Sega had implemented a measure to discourage unlicensed games for the Genesis/Megadrive. Upon boot, the console would ensure that the string "SEGA" was present at a certain memory location and then display that string as part of a longer message to the user asserting that the game was produced under license from [string]. The idea was that circumventing this would constitute trademark infringement.
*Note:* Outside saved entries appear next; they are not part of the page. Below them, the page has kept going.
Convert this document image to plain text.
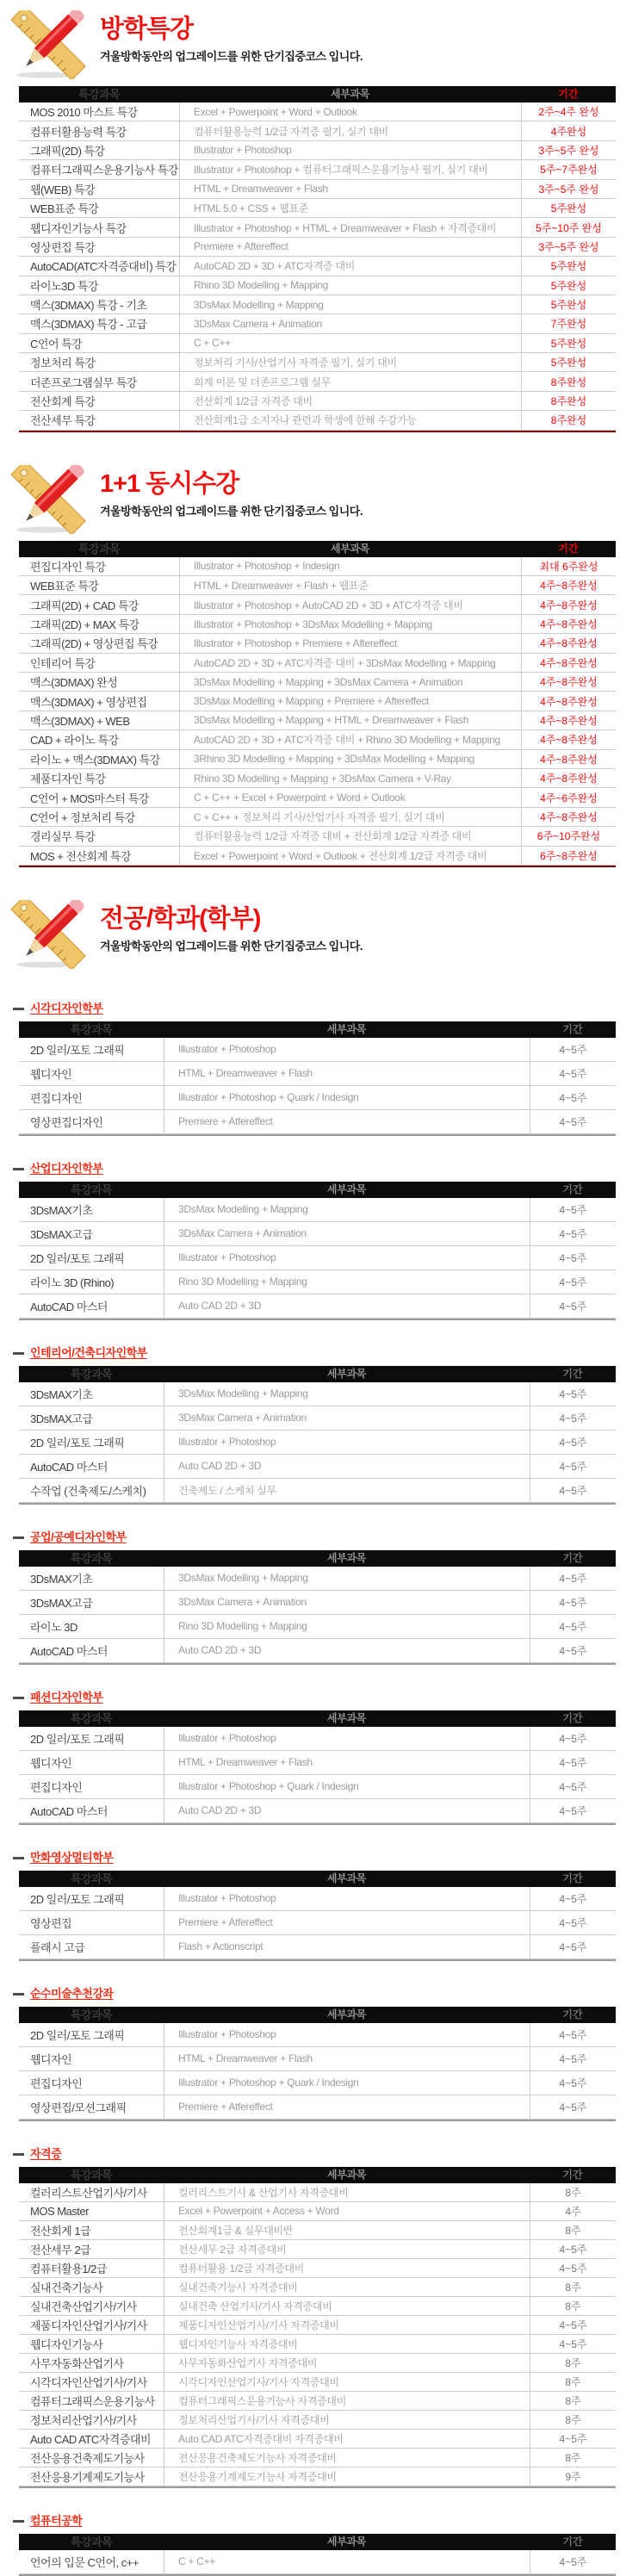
방학특강

겨울방학동안의 업그레이드를 위한 단기집중코스 입니다.

특강과목	세부과목	기간
MOS 2010 마스트 특강	Excel + Powerpoint + Word + Outlook	2주~4주 완성
컴퓨터활용능력 특강	컴퓨터활용능력 1/2급 자격증 필기, 실기 대비	4주완성
그래픽(2D) 특강	Illustrator + Photoshop	3주~5주 완성
컴퓨터그래픽스운용기능사 특강	Illustrator + Photoshop + 컴퓨터그래픽스운용기능사 필기, 실기 대비	5주~7주완성
웹(WEB) 특강	HTML + Dreamweaver + Flash	3주~5주 완성
WEB표준 특강	HTML 5.0 + CSS + 웹표준	5주완성
웹디자인기능사 특강	Illustrator + Photoshop + HTML + Dreamweaver + Flash + 자격증대비	5주~10주 완성
영상편집 특강	Premiere + Aftereffect	3주~5주 완성
AutoCAD(ATC자격증대비) 특강	AutoCAD 2D + 3D + ATC자격증 대비	5주완성
라이노3D 특강	Rhino 3D Modelling + Mapping	5주완성
맥스(3DMAX) 특강 - 기초	3DsMax Modelling + Mapping	5주완성
맥스(3DMAX) 특강 - 고급	3DsMax Camera + Animation	7주완성
C언어 특강	C + C++	5주완성
정보처리 특강	정보처리 기사/산업기사 자격증 필기, 실기 대비	5주완성
더존프로그램실무 특강	회계 이론 및 더존프로그램 실무	8주완성
전산회계 특강	전산회계 1/2급 자격증 대비	8주완성
전산세무 특강	전산회계1급 소지자나 관련과 학생에 한해 수강가능	8주완성
1+1 동시수강

겨울방학동안의 업그레이드를 위한 단기집중코스 입니다.

특강과목	세부과목	기간
편집디자인 특강	Illustrator + Photoshop + Indesign	최대 6주완성
WEB표준 특강	HTML + Dreamweaver + Flash + 웹표준	4주~8주완성
그래픽(2D) + CAD 특강	Illustrator + Photoshop + AutoCAD 2D + 3D + ATC자격증 대비	4주~8주완성
그래픽(2D) + MAX 특강	Illustrator + Photoshop + 3DsMax Modelling + Mapping	4주~8주완성
그래픽(2D) + 영상편집 특강	Illustrator + Photoshop + Premiere + Aftereffect	4주~8주완성
인테리어 특강	AutoCAD 2D + 3D + ATC자격증 대비 + 3DsMax Modelling + Mapping	4주~8주완성
맥스(3DMAX) 완성	3DsMax Modelling + Mapping + 3DsMax Camera + Animation	4주~8주완성
맥스(3DMAX) + 영상편집	3DsMax Modelling + Mapping + Premiere + Aftereffect	4주~8주완성
맥스(3DMAX) + WEB	3DsMax Modelling + Mapping + HTML + Dreamweaver + Flash	4주~8주완성
CAD + 라이노 특강	AutoCAD 2D + 3D + ATC자격증 대비 + Rhino 3D Modelling + Mapping	4주~8주완성
라이노 + 맥스(3DMAX) 특강	3Rhino 3D Modelling + Mapping + 3DsMax Modelling + Mapping	4주~8주완성
제품디자인 특강	Rhino 3D Modelling + Mapping + 3DsMax Camera + V-Ray	4주~8주완성
C언어 + MOS마스터 특강	C + C++ + Excel + Powerpoint + Word + Outlook	4주~6주완성
C언어 + 정보처리 특강	C + C++ + 정보처리 기사/산업기사 자격증 필기, 실기 대비	4주~8주완성
경리실무 특강	컴퓨터활용능력 1/2급 자격증 대비 + 전산회계 1/2급 자격증 대비	6주~10주완성
MOS + 전산회계 특강	Excel + Powerpoint + Word + Outlook + 전산회계 1/2급 자격증 대비	6주~8주완성
전공/학과(학부)

겨울방학동안의 업그레이드를 위한 단기집중코스 입니다.

시각디자인학부
특강과목	세부과목	기간
2D 일러/포토 그래픽	Illustrator + Photoshop	4~5주
웹디자인	HTML + Dreamweaver + Flash	4~5주
편집디자인	Illustrator + Photoshop + Quark / Indesign	4~5주
영상편집디자인	Premiere + Atfereffect	4~5주
산업디자인학부
특강과목	세부과목	기간
3DsMAX기초	3DsMax Modelling + Mapping	4~5주
3DsMAX고급	3DsMax Camera + Animation	4~5주
2D 일러/포토 그래픽	Illustrator + Photoshop	4~5주
라이노 3D (Rhino)	Rino 3D Modelling + Mapping	4~5주
AutoCAD 마스터	Auto CAD 2D + 3D	4~5주
인테리어/건축디자인학부
특강과목	세부과목	기간
3DsMAX기초	3DsMax Modelling + Mapping	4~5주
3DsMAX고급	3DsMax Camera + Animation	4~5주
2D 일러/포토 그래픽	Illustrator + Photoshop	4~5주
AutoCAD 마스터	Auto CAD 2D + 3D	4~5주
수작업 (건축제도/스케치)	건축제도 / 스케치 실무	4~5주
공업/공예디자인학부
특강과목	세부과목	기간
3DsMAX기초	3DsMax Modelling + Mapping	4~5주
3DsMAX고급	3DsMax Camera + Animation	4~5주
라이노 3D	Rino 3D Modelling + Mapping	4~5주
AutoCAD 마스터	Auto CAD 2D + 3D	4~5주
패션디자인학부
특강과목	세부과목	기간
2D 일러/포토 그래픽	Illustrator + Photoshop	4~5주
웹디자인	HTML + Dreamweaver + Flash	4~5주
편집디자인	Illustrator + Photoshop + Quark / Indesign	4~5주
AutoCAD 마스터	Auto CAD 2D + 3D	4~5주
만화영상멀티학부
특강과목	세부과목	기간
2D 일러/포토 그래픽	Illustrator + Photoshop	4~5주
영상편집	Premiere + Atfereffect	4~5주
플래시 고급	Flash + Actionscript	4~5주
순수미술추천강좌
특강과목	세부과목	기간
2D 일러/포토 그래픽	Illustrator + Photoshop	4~5주
웹디자인	HTML + Dreamweaver + Flash	4~5주
편집디자인	Illustrator + Photoshop + Quark / Indesign	4~5주
영상편집/모션그래픽	Premiere + Atfereffect	4~5주
자격증
특강과목	세부과목	기간
컬러리스트산업기사/기사	컬러리스트기사 & 산업기사 자격증대비	8주
MOS Master	Excel + Powerpoint + Access + Word	4주
전산회계 1급	전산회계1급 & 실무대비반	8주
전산세무 2급	전산세무 2급 자격증대비	4~5주
컴퓨터활용1/2급	컴퓨터활용 1/2급 자격증대비	4~5주
실내건축기능사	실내건축기능사 자격증대비	8주
실내건축산업기사/기사	실내건축 산업기사/기사 자격증대비	8주
제품디자인산업기사/기사	제품디자인산업기사/기사 자격증대비	4~5주
웹디자인기능사	웹디자인기능사 자격증대비	4~5주
사무자동화산업기사	사무자동화산업기사 자격증대비	8주
시각디자인산업기사/기사	시각디자인산업기사/기사 자격증대비	8주
컴퓨터그래픽스운용기능사	컴퓨터그래픽스운용기능사 자격증대비	8주
정보처리산업기사/기사	정보처리산업기사/기사 자격증대비	8주
Auto CAD ATC자격증대비	Auto CAD ATC자격증대비 자격증대비	4~5주
전산응용건축제도기능사	전산응용건축제도기능사 자격증대비	8주
전산응용기계제도기능사	전산응용기계제도기능사 자격증대비	9주
컴퓨터공학
특강과목	세부과목	기간
언어의 입문 C언어, c++	C + C++	4~5주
Accolade reverse engineered and circumvented it. Sega sued for trademark infringement. Accolade eventually won. The whole thing only harmed consumers since by the time Sega implemented the measure there were already a bunch of games, both licensed and unlicensed, that did not pass the check.

marginalia_nu•4h ago
Microsoft would have experience with that

https://en.m.wikipedia.org/wiki/AARD_code

mslansn•3h ago
Friendly reminder that the AARD code never shipped.
HankB99•3h ago
It shipped in the release version but was disabled according to a note on Wikipedia.

> Microsoft disabled the AARD code for the final release of Windows 3.1, but did not remove it so it could be later reactivated by the change of a single byte.

IIRC it did manage to make it into the PCs of some users - testers and early adopters?

/pedant

Lt_Riza_Hawkeye•3h ago
it absolutely shipped in the beta...
smileybarry•2h ago
Betas at the time were physical and tightly controlled, not a download or a toggle. I wouldn’t really call it “shipped”.
p_ing•2h ago
"Shipped" means release to manufacturing (in that era).
jordemort•4h ago
30 years on and still unwilling to name the actual companies involved. I get that discretion is a thing but this feels like how history becomes folklore.
a3w•3h ago
Expected this to be about LLMs. Soon it will be, since negation is a hard concept to comprehend for humans, too?